My task is to analyse the world’s most popular video sharing site. I had to create statistics in general, based on video categories and based on the year the videos were uploaded in.
Solving my task required new knowledge. The first one being getting to know YouTube API (Application Programming Interface). This program makes it possible to request information and statistics from YouTube. I created two requests. One being a request for information about the videos themselves. While the other being a request from playlist for video IDs, which I use in the first request.

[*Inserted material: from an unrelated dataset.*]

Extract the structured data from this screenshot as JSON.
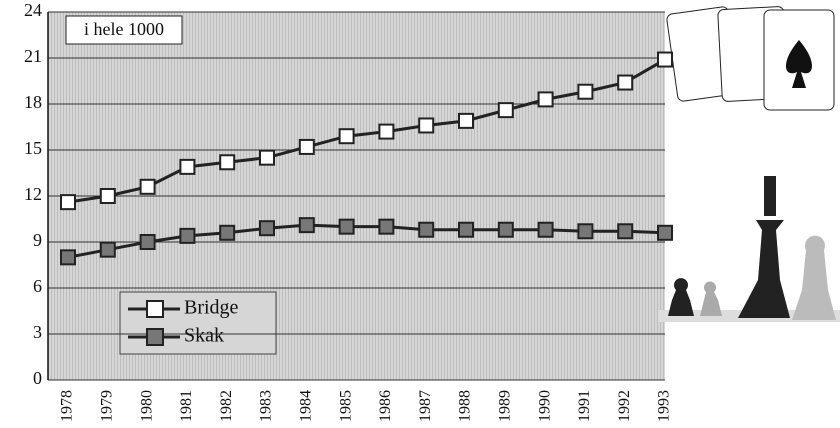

For these request the browser replies with a JSON code. To process this output I wrote a Python program. This program fills in a database beside decoding the reply. SQLite is responsible for the connection between the program and the database. Which is later also responsible for an other connection, the connection between the database and MatLab.
For creating my graphs and diagrams I chose MatLab. I wrote a script which makes all of the needed plots, and counts some important data for my analysis.
While creating these diagrams I analysed them and wrote the documentation. Firstly, I analysed the database as a whole, and created some graphs to depict them. These are mainly distribution functions.
After the general analysis, I separated the „music” category videos from the rest, and compared them to the others. Then I divided my data based on their categories. I described all the possible video categories used by YouTube.
As my main task I studied the length of the videos based on their categories. I created many different graphs to represent the properties of these categories.
As a final step, I divided the videos by the year they were uploaded in, and checked their video length compared to each other and presented them on similar diagrams.